06 July 2004


Education is subsidised in Singapore's State-owned universities. In the recent years, the level of subsidies has been steadily cut back, forcing the debt share of local students to balloon after graduation. It is no wonder then, that they feel aggrieved about the level of educational subsidies foreign students receive.

In order to make the universities "competitive" (and frankly I'm not sure how that works), our leaders intend fees for local students to eventually be identical to the fees that foreign students pay.

Such moves will draw predictable and justified queries, such as:
Why are foreign students subsidised for their education?
Why are local students subsidising the fees of foreign students?

Even with the rabid privatisation of universities across the Atlantic, the common practice is still for national students or students the university's province to receive subsidies, and for foreign students to pay more. And even with the rabid privatisation, not even Blair's university reform plan demands that local citizens eventually pay the exact same fees that rich foreigners fork out.

These however are not our concern for today.

I want us to commiserate with the foreign students and the trap they've fallen into.

It is evident that foreign students in NUS and NTU are subsidised, even though they (currently, but not for much longer) pay more than Singaporean students. The two universities offer the cheapest educations for foreign students in the Austalasian continent.

The terms of their bond basically states this: Your fees are greatly reduced. Upon graduation, you will serve out this bond/subsidy by working in Singapore for the next 3 years in a permanent job.

With the bulk of foreign students in NUS and NTU studying engineering and other courses that involve a period of internship, what used to happen was that the student will be offered a bond or a promise from the intern company to work there for the next 3 years.

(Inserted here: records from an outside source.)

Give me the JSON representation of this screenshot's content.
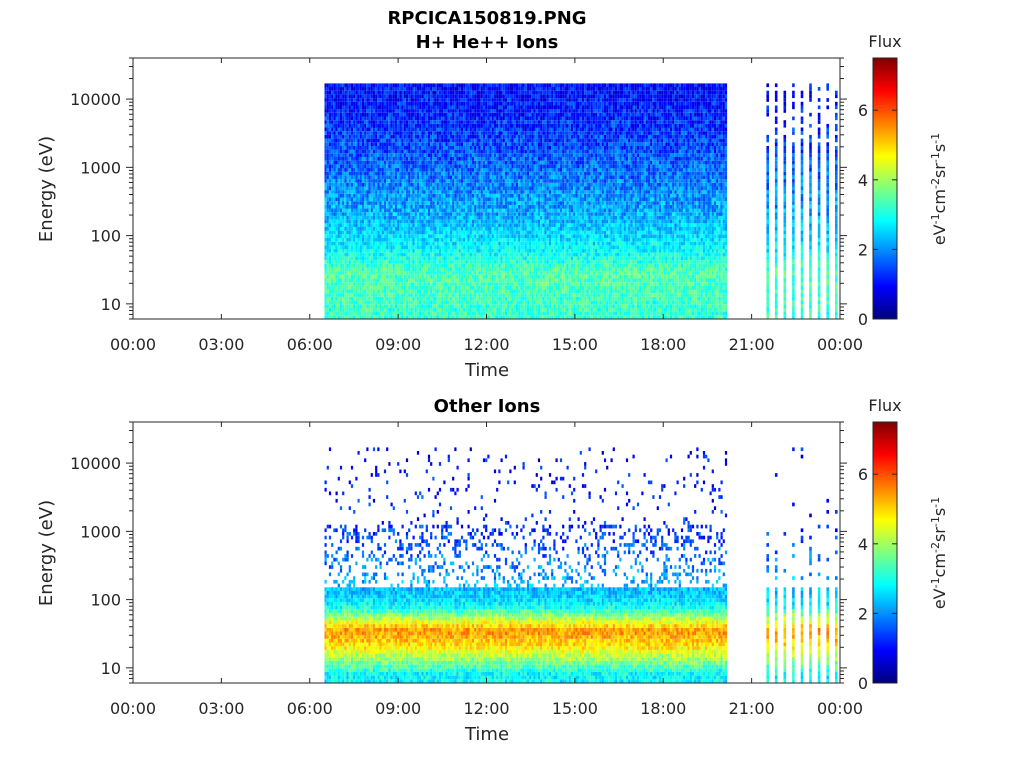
{
  "figure": {
    "title_line1": "RPCICA150819.PNG"
  },
  "colorbar": {
    "label": "Flux",
    "unit": "eV-1cm-2sr-1s-1",
    "ticks": [
      0,
      2,
      4,
      6
    ],
    "range": [
      0,
      7.5
    ],
    "colormap": "jet"
  },
  "chart_data": [
    {
      "type": "heatmap",
      "title": "H+ He++ Ions",
      "xlabel": "Time",
      "ylabel": "Energy (eV)",
      "yscale": "log",
      "ylim": [
        6,
        40000
      ],
      "xlim": [
        "00:00",
        "24:00"
      ],
      "x_ticks": [
        "00:00",
        "03:00",
        "06:00",
        "09:00",
        "12:00",
        "15:00",
        "18:00",
        "21:00",
        "00:00"
      ],
      "y_ticks": [
        "10",
        "100",
        "1000",
        "10000"
      ],
      "data_intervals": [
        {
          "start": "06:30",
          "end": "20:10",
          "pattern": "continuous"
        },
        {
          "start": "21:30",
          "end": "23:55",
          "pattern": "periodic sweeps"
        }
      ],
      "flux_profile": [
        {
          "energy_eV": 8,
          "flux": 3.2
        },
        {
          "energy_eV": 30,
          "flux": 3.4
        },
        {
          "energy_eV": 60,
          "flux": 2.8
        },
        {
          "energy_eV": 200,
          "flux": 2.2
        },
        {
          "energy_eV": 1000,
          "flux": 1.7
        },
        {
          "energy_eV": 5000,
          "flux": 1.2
        },
        {
          "energy_eV": 15000,
          "flux": 1.0
        }
      ]
    },
    {
      "type": "heatmap",
      "title": "Other Ions",
      "xlabel": "Time",
      "ylabel": "Energy (eV)",
      "yscale": "log",
      "ylim": [
        6,
        40000
      ],
      "xlim": [
        "00:00",
        "24:00"
      ],
      "x_ticks": [
        "00:00",
        "03:00",
        "06:00",
        "09:00",
        "12:00",
        "15:00",
        "18:00",
        "21:00",
        "00:00"
      ],
      "y_ticks": [
        "10",
        "100",
        "1000",
        "10000"
      ],
      "data_intervals": [
        {
          "start": "06:30",
          "end": "20:10",
          "pattern": "continuous"
        },
        {
          "start": "21:30",
          "end": "23:55",
          "pattern": "periodic sweeps"
        }
      ],
      "flux_profile": [
        {
          "energy_eV": 8,
          "flux": 2.8
        },
        {
          "energy_eV": 20,
          "flux": 4.8
        },
        {
          "energy_eV": 35,
          "flux": 5.5
        },
        {
          "energy_eV": 80,
          "flux": 2.8
        },
        {
          "energy_eV": 120,
          "flux": 2.4
        },
        {
          "energy_eV": 1000,
          "flux": 1.3
        },
        {
          "energy_eV": 10000,
          "flux": 1.0
        }
      ]
    }
  ]
}
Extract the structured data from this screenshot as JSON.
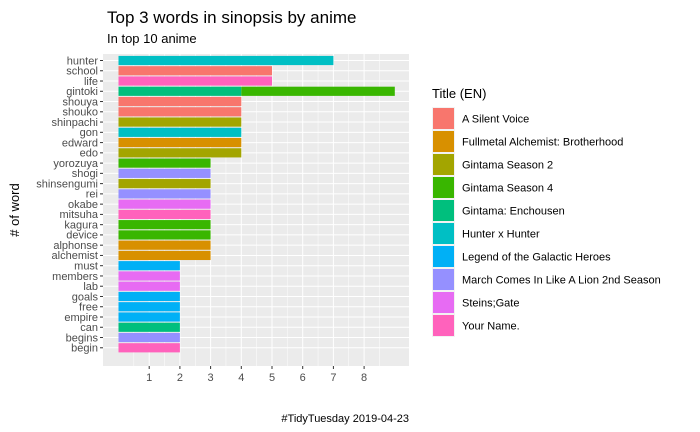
{
  "chart_data": {
    "type": "bar",
    "orientation": "horizontal",
    "title": "Top 3 words in sinopsis by anime",
    "subtitle": "In top 10 anime",
    "xlabel": "",
    "ylabel": "# of word",
    "caption": "#TidyTuesday 2019-04-23",
    "xlim": [
      0,
      9.3
    ],
    "x_ticks": [
      1,
      2,
      3,
      4,
      5,
      6,
      7,
      8
    ],
    "grid": true,
    "legend": {
      "title": "Title (EN)",
      "placement": "right"
    },
    "series": [
      {
        "name": "A Silent Voice",
        "color": "#F8766D"
      },
      {
        "name": "Fullmetal Alchemist: Brotherhood",
        "color": "#D89000"
      },
      {
        "name": "Gintama Season 2",
        "color": "#A3A500"
      },
      {
        "name": "Gintama Season 4",
        "color": "#39B600"
      },
      {
        "name": "Gintama: Enchousen",
        "color": "#00BF7D"
      },
      {
        "name": "Hunter x Hunter",
        "color": "#00BFC4"
      },
      {
        "name": "Legend of the Galactic Heroes",
        "color": "#00B0F6"
      },
      {
        "name": "March Comes In Like A Lion 2nd Season",
        "color": "#9590FF"
      },
      {
        "name": "Steins;Gate",
        "color": "#E76BF3"
      },
      {
        "name": "Your Name.",
        "color": "#FF62BC"
      }
    ],
    "categories": [
      "hunter",
      "school",
      "life",
      "gintoki",
      "shouya",
      "shouko",
      "shinpachi",
      "gon",
      "edward",
      "edo",
      "yorozuya",
      "shogi",
      "shinsengumi",
      "rei",
      "okabe",
      "mitsuha",
      "kagura",
      "device",
      "alphonse",
      "alchemist",
      "must",
      "members",
      "lab",
      "goals",
      "free",
      "empire",
      "can",
      "begins",
      "begin"
    ],
    "bars": [
      {
        "word": "hunter",
        "series": "Hunter x Hunter",
        "start": 0,
        "end": 7
      },
      {
        "word": "school",
        "series": "A Silent Voice",
        "start": 0,
        "end": 5
      },
      {
        "word": "life",
        "series": "Your Name.",
        "start": 0,
        "end": 5
      },
      {
        "word": "gintoki",
        "series": "Gintama: Enchousen",
        "start": 0,
        "end": 4
      },
      {
        "word": "gintoki",
        "series": "Gintama Season 4",
        "start": 4,
        "end": 9
      },
      {
        "word": "shouya",
        "series": "A Silent Voice",
        "start": 0,
        "end": 4
      },
      {
        "word": "shouko",
        "series": "A Silent Voice",
        "start": 0,
        "end": 4
      },
      {
        "word": "shinpachi",
        "series": "Gintama Season 2",
        "start": 0,
        "end": 4
      },
      {
        "word": "gon",
        "series": "Hunter x Hunter",
        "start": 0,
        "end": 4
      },
      {
        "word": "edward",
        "series": "Fullmetal Alchemist: Brotherhood",
        "start": 0,
        "end": 4
      },
      {
        "word": "edo",
        "series": "Gintama Season 2",
        "start": 0,
        "end": 4
      },
      {
        "word": "yorozuya",
        "series": "Gintama Season 4",
        "start": 0,
        "end": 3
      },
      {
        "word": "shogi",
        "series": "March Comes In Like A Lion 2nd Season",
        "start": 0,
        "end": 3
      },
      {
        "word": "shinsengumi",
        "series": "Gintama Season 2",
        "start": 0,
        "end": 3
      },
      {
        "word": "rei",
        "series": "March Comes In Like A Lion 2nd Season",
        "start": 0,
        "end": 3
      },
      {
        "word": "okabe",
        "series": "Steins;Gate",
        "start": 0,
        "end": 3
      },
      {
        "word": "mitsuha",
        "series": "Your Name.",
        "start": 0,
        "end": 3
      },
      {
        "word": "kagura",
        "series": "Gintama Season 4",
        "start": 0,
        "end": 3
      },
      {
        "word": "device",
        "series": "Gintama Season 4",
        "start": 0,
        "end": 3
      },
      {
        "word": "alphonse",
        "series": "Fullmetal Alchemist: Brotherhood",
        "start": 0,
        "end": 3
      },
      {
        "word": "alchemist",
        "series": "Fullmetal Alchemist: Brotherhood",
        "start": 0,
        "end": 3
      },
      {
        "word": "must",
        "series": "Legend of the Galactic Heroes",
        "start": 0,
        "end": 2
      },
      {
        "word": "members",
        "series": "Steins;Gate",
        "start": 0,
        "end": 2
      },
      {
        "word": "lab",
        "series": "Steins;Gate",
        "start": 0,
        "end": 2
      },
      {
        "word": "goals",
        "series": "Legend of the Galactic Heroes",
        "start": 0,
        "end": 2
      },
      {
        "word": "free",
        "series": "Legend of the Galactic Heroes",
        "start": 0,
        "end": 2
      },
      {
        "word": "empire",
        "series": "Legend of the Galactic Heroes",
        "start": 0,
        "end": 2
      },
      {
        "word": "can",
        "series": "Gintama: Enchousen",
        "start": 0,
        "end": 2
      },
      {
        "word": "begins",
        "series": "March Comes In Like A Lion 2nd Season",
        "start": 0,
        "end": 2
      },
      {
        "word": "begin",
        "series": "Your Name.",
        "start": 0,
        "end": 2
      }
    ]
  }
}
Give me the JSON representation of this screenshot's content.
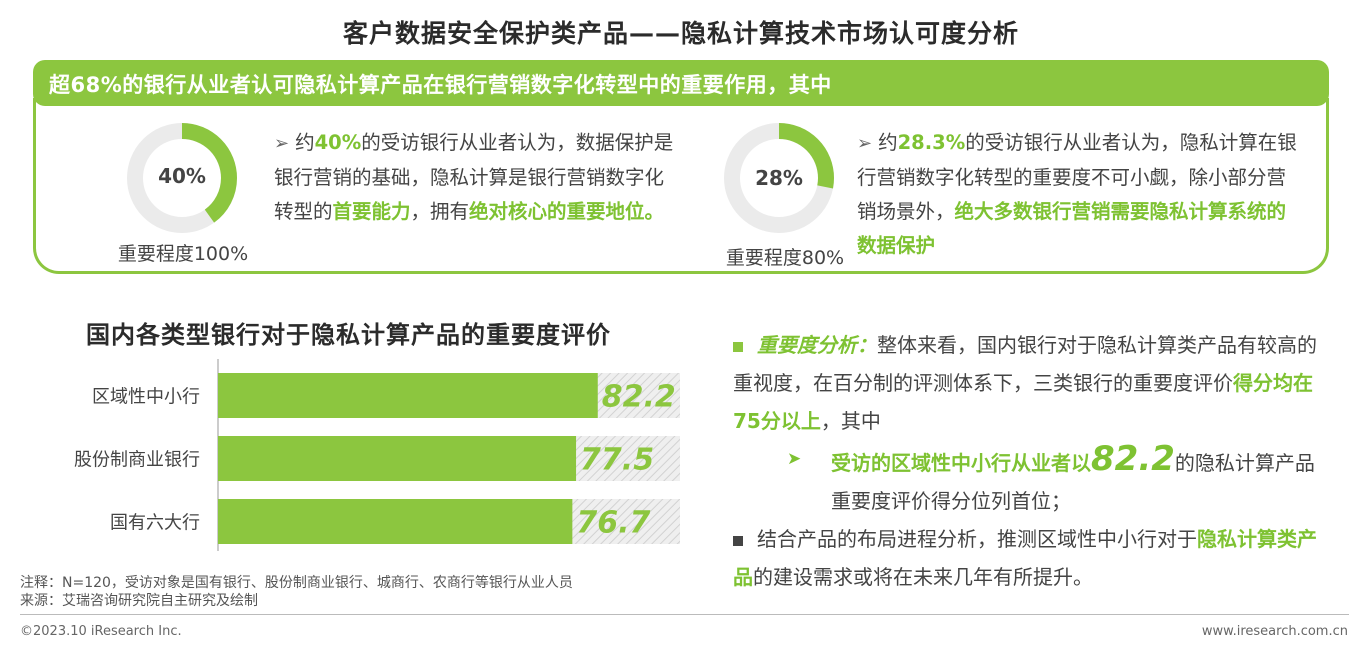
{
  "title": "客户数据安全保护类产品——隐私计算技术市场认可度分析",
  "banner": "超68%的银行从业者认可隐私计算产品在银行营销数字化转型中的重要作用，其中",
  "colors": {
    "accent": "#8cc63f",
    "donut_bg": "#ebebeb",
    "bar_bg": "#e4e4e4"
  },
  "donut1": {
    "value": 40,
    "label": "40%",
    "caption": "重要程度100%",
    "text": [
      {
        "t": "约"
      },
      {
        "t": "40%",
        "hl": true
      },
      {
        "t": "的受访银行从业者认为，数据保护是银行营销的基础，隐私计算是银行营销数字化转型的"
      },
      {
        "t": "首要能力",
        "hl": true
      },
      {
        "t": "，拥有"
      },
      {
        "t": "绝对核心的重要地位。",
        "hl": true
      }
    ]
  },
  "donut2": {
    "value": 28,
    "label": "28%",
    "caption": "重要程度80%",
    "text": [
      {
        "t": "约"
      },
      {
        "t": "28.3%",
        "hl": true
      },
      {
        "t": "的受访银行从业者认为，隐私计算在银行营销数字化转型的重要度不可小觑，除小部分营销场景外，"
      },
      {
        "t": "绝大多数银行营销需要隐私计算系统的数据保护",
        "hl": true
      }
    ]
  },
  "chart_data": {
    "type": "bar",
    "title": "国内各类型银行对于隐私计算产品的重要度评价",
    "categories": [
      "区域性中小行",
      "股份制商业银行",
      "国有六大行"
    ],
    "values": [
      82.2,
      77.5,
      76.7
    ],
    "value_labels": [
      "82.2",
      "77.5",
      "76.7"
    ],
    "xlim": [
      0,
      100
    ],
    "orientation": "horizontal"
  },
  "analysis": {
    "heading": "重要度分析：",
    "p1_a": "整体来看，国内银行对于隐私计算类产品有较高的重视度，在百分制的评测体系下，三类银行的重要度评价",
    "p1_hl": "得分均在75分以上",
    "p1_b": "，其中",
    "sub_hl": "受访的区域性中小行从业者以",
    "sub_num": "82.2",
    "sub_rest": "的隐私计算产品重要度评价得分位列首位；",
    "p2_a": "结合产品的布局进程分析，推测区域性中小行对于",
    "p2_hl": "隐私计算类产品",
    "p2_b": "的建设需求或将在未来几年有所提升。"
  },
  "notes": {
    "note": "注释：N=120，受访对象是国有银行、股份制商业银行、城商行、农商行等银行从业人员",
    "source": "来源：艾瑞咨询研究院自主研究及绘制"
  },
  "footer": {
    "left": "©2023.10 iResearch Inc.",
    "right": "www.iresearch.com.cn"
  }
}
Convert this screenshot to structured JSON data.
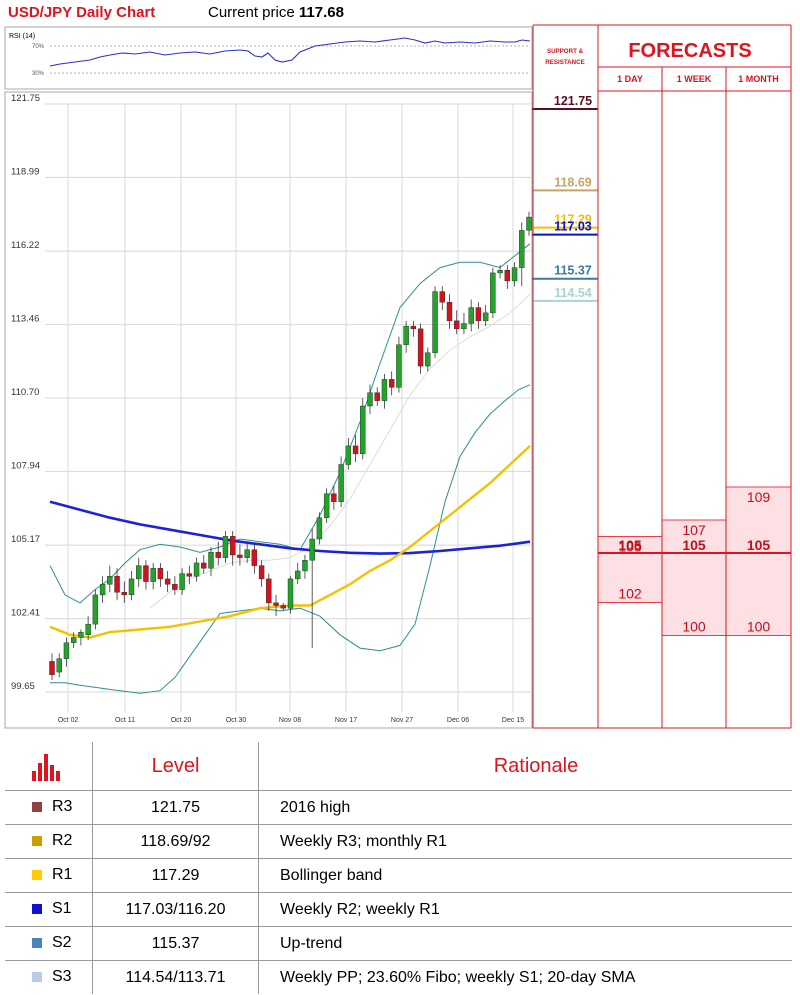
{
  "header": {
    "title": "USD/JPY Daily Chart",
    "price_label": "Current price",
    "price_value": "117.68"
  },
  "chart_data": {
    "type": "candlestick",
    "y_ticks": [
      "121.75",
      "118.99",
      "116.22",
      "113.46",
      "110.70",
      "107.94",
      "105.17",
      "102.41",
      "99.65"
    ],
    "x_ticks": [
      "Oct 02",
      "Oct 11",
      "Oct 20",
      "Oct 30",
      "Nov 08",
      "Nov 17",
      "Nov 27",
      "Dec 06",
      "Dec 15"
    ],
    "ylim": [
      99.65,
      121.75
    ],
    "candles": [
      [
        100.8,
        100.3,
        101.1,
        100.1
      ],
      [
        100.4,
        100.9,
        101.1,
        100.2
      ],
      [
        100.9,
        101.5,
        101.7,
        100.6
      ],
      [
        101.5,
        101.7,
        101.9,
        101.3
      ],
      [
        101.7,
        101.9,
        102.0,
        101.4
      ],
      [
        101.8,
        102.2,
        102.5,
        101.6
      ],
      [
        102.2,
        103.3,
        103.5,
        102.0
      ],
      [
        103.3,
        103.7,
        104.0,
        103.0
      ],
      [
        103.7,
        104.0,
        104.4,
        103.4
      ],
      [
        104.0,
        103.4,
        104.3,
        103.1
      ],
      [
        103.4,
        103.3,
        103.8,
        103.0
      ],
      [
        103.3,
        103.9,
        104.2,
        103.1
      ],
      [
        103.9,
        104.4,
        104.7,
        103.6
      ],
      [
        104.4,
        103.8,
        104.6,
        103.5
      ],
      [
        103.8,
        104.3,
        104.5,
        103.5
      ],
      [
        104.3,
        103.9,
        104.5,
        103.6
      ],
      [
        103.9,
        103.7,
        104.2,
        103.4
      ],
      [
        103.7,
        103.5,
        104.0,
        103.3
      ],
      [
        103.5,
        104.1,
        104.3,
        103.3
      ],
      [
        104.1,
        104.0,
        104.4,
        103.7
      ],
      [
        104.0,
        104.5,
        104.7,
        103.8
      ],
      [
        104.5,
        104.3,
        104.8,
        104.1
      ],
      [
        104.3,
        104.9,
        105.1,
        104.0
      ],
      [
        104.9,
        104.7,
        105.3,
        104.4
      ],
      [
        104.7,
        105.5,
        105.7,
        104.5
      ],
      [
        105.5,
        104.8,
        105.7,
        104.4
      ],
      [
        104.8,
        104.7,
        105.2,
        104.4
      ],
      [
        104.7,
        105.0,
        105.3,
        104.5
      ],
      [
        105.0,
        104.4,
        105.2,
        104.1
      ],
      [
        104.4,
        103.9,
        104.6,
        103.6
      ],
      [
        103.9,
        103.0,
        104.1,
        102.7
      ],
      [
        103.0,
        102.9,
        103.3,
        102.5
      ],
      [
        102.9,
        102.8,
        103.0,
        102.7
      ],
      [
        102.8,
        103.9,
        104.0,
        102.6
      ],
      [
        103.9,
        104.2,
        104.5,
        103.7
      ],
      [
        104.2,
        104.6,
        104.8,
        103.9
      ],
      [
        104.6,
        105.4,
        105.8,
        101.3
      ],
      [
        105.4,
        106.2,
        106.4,
        105.2
      ],
      [
        106.2,
        107.1,
        107.3,
        106.0
      ],
      [
        107.1,
        106.8,
        107.4,
        106.5
      ],
      [
        106.8,
        108.2,
        108.5,
        106.6
      ],
      [
        108.2,
        108.9,
        109.2,
        108.0
      ],
      [
        108.9,
        108.6,
        109.3,
        108.3
      ],
      [
        108.6,
        110.4,
        110.7,
        108.4
      ],
      [
        110.4,
        110.9,
        111.2,
        110.1
      ],
      [
        110.9,
        110.6,
        111.1,
        110.4
      ],
      [
        110.6,
        111.4,
        111.6,
        110.3
      ],
      [
        111.4,
        111.1,
        111.7,
        110.8
      ],
      [
        111.1,
        112.7,
        113.0,
        110.9
      ],
      [
        112.7,
        113.4,
        113.6,
        112.4
      ],
      [
        113.4,
        113.3,
        113.6,
        113.0
      ],
      [
        113.3,
        111.9,
        113.5,
        111.6
      ],
      [
        111.9,
        112.4,
        112.6,
        111.7
      ],
      [
        112.4,
        114.7,
        114.9,
        112.2
      ],
      [
        114.7,
        114.3,
        114.9,
        114.0
      ],
      [
        114.3,
        113.6,
        114.6,
        113.3
      ],
      [
        113.6,
        113.3,
        114.0,
        113.1
      ],
      [
        113.3,
        113.5,
        113.9,
        113.1
      ],
      [
        113.5,
        114.1,
        114.4,
        113.2
      ],
      [
        114.1,
        113.6,
        114.3,
        113.3
      ],
      [
        113.6,
        113.9,
        114.2,
        113.4
      ],
      [
        113.9,
        115.4,
        115.6,
        113.7
      ],
      [
        115.4,
        115.5,
        115.7,
        115.2
      ],
      [
        115.5,
        115.1,
        115.7,
        114.8
      ],
      [
        115.1,
        115.6,
        115.8,
        114.9
      ],
      [
        115.6,
        117.0,
        117.3,
        114.9
      ],
      [
        117.0,
        117.5,
        117.7,
        116.8
      ]
    ],
    "support_resistance": [
      {
        "value": "121.75",
        "price": 121.75,
        "color": "#5b0f1e"
      },
      {
        "value": "118.69",
        "price": 118.69,
        "color": "#c9a46a"
      },
      {
        "value": "117.29",
        "price": 117.29,
        "color": "#f2c200"
      },
      {
        "value": "117.03",
        "price": 117.03,
        "color": "#0a10c8"
      },
      {
        "value": "115.37",
        "price": 115.37,
        "color": "#3c7a9e"
      },
      {
        "value": "114.54",
        "price": 114.54,
        "color": "#a9d2d2"
      }
    ],
    "rsi": {
      "label": "RSI (14)",
      "levels": [
        "70%",
        "30%"
      ]
    }
  },
  "forecasts": {
    "title": "FORECASTS",
    "sr_label_line1": "SUPPORT &",
    "sr_label_line2": "RESISTANCE",
    "columns": [
      "1 DAY",
      "1 WEEK",
      "1 MONTH"
    ],
    "current": 105,
    "current_labels": [
      "105",
      "105",
      "105"
    ],
    "one_day": {
      "high": "106",
      "low": "102",
      "high_value": 106,
      "low_value": 102
    },
    "one_week": {
      "high": "107",
      "low": "100",
      "high_value": 107,
      "low_value": 100
    },
    "one_month": {
      "high": "109",
      "low": "100",
      "high_value": 109,
      "low_value": 100
    }
  },
  "levels_table": {
    "header": {
      "icon": "bar-chart-icon",
      "level": "Level",
      "rationale": "Rationale"
    },
    "rows": [
      {
        "name": "R3",
        "level": "121.75",
        "rationale": "2016 high",
        "color": "#944040"
      },
      {
        "name": "R2",
        "level": "118.69/92",
        "rationale": "Weekly R3; monthly R1",
        "color": "#c9a000"
      },
      {
        "name": "R1",
        "level": "117.29",
        "rationale": "Bollinger band",
        "color": "#ffcc00"
      },
      {
        "name": "S1",
        "level": "117.03/116.20",
        "rationale": "Weekly R2; weekly R1",
        "color": "#1010d0"
      },
      {
        "name": "S2",
        "level": "115.37",
        "rationale": "Up-trend",
        "color": "#4a84b8"
      },
      {
        "name": "S3",
        "level": "114.54/113.71",
        "rationale": "Weekly PP; 23.60% Fibo; weekly S1; 20-day SMA",
        "color": "#b8cce4"
      }
    ]
  },
  "colors": {
    "bull": "#22a32a",
    "bear": "#d0141e",
    "sma_blue": "#1c22d8",
    "sma_yellow": "#f2c200",
    "bollinger": "#2f8f8f"
  }
}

Since 1997 and 2000, there has been something like a very bad recession. Local students who had bonds or scholarships with private companies and GLCs have had their bonds "forgiven" immediately after graduation.

I'm sure that they feel damned instead, since the "forgiveness" is phrased as: The company is currently experiencing major financial difficulties due to the recession. It cannot afford to take on new employees at the moment. We understand you have a bond with to work for us. We forgive that bond, and wish you the best in your job hunt.

This has happened since the recession first broke out. If our ministers are correct (i.e. not lying or not misinformed) in their assertions that the economy is recovering, why is it foreign students are beginning to fall prey to this phenomena, when they used to be immune to this 'forgiveness' stunt in previous years?

So foreign student loses bond from company, but is forced under the original contract with NUS/NTU/Singapore to work here in a permanent job for a period of 3 years. Not just any job, but a Permanent Job. Not a Contract Job. Not a Temp Job. And no, don't expect the Singapore Government to find you a job. The government does not owe you a job, and is not obligated to help you find one - not even if you're a foreign student on a bond.

You can be stuck here for much longer than 3 years. Meanwhile, you have a country to return to. A career and life waiting at home. And you're stuck doing temp jobs HERE that have nothing to do with your education, which will be irrelevant to the job you want to do when you return. Meanwhile, the reply of the gracious Singapore government to these foreign students is: Just settle for any old permanent job, serve and fuck off.

Why isn't the Singapore Government forgiving the bonds of foreign students, like what the private sector has been doing?

Personally, I'd advise foreign students stuck in ridiculous bonds in Singapore to do the right thing. Take a vacation, visit home, and don't come back. We understand the shit you're going through because we experience it too.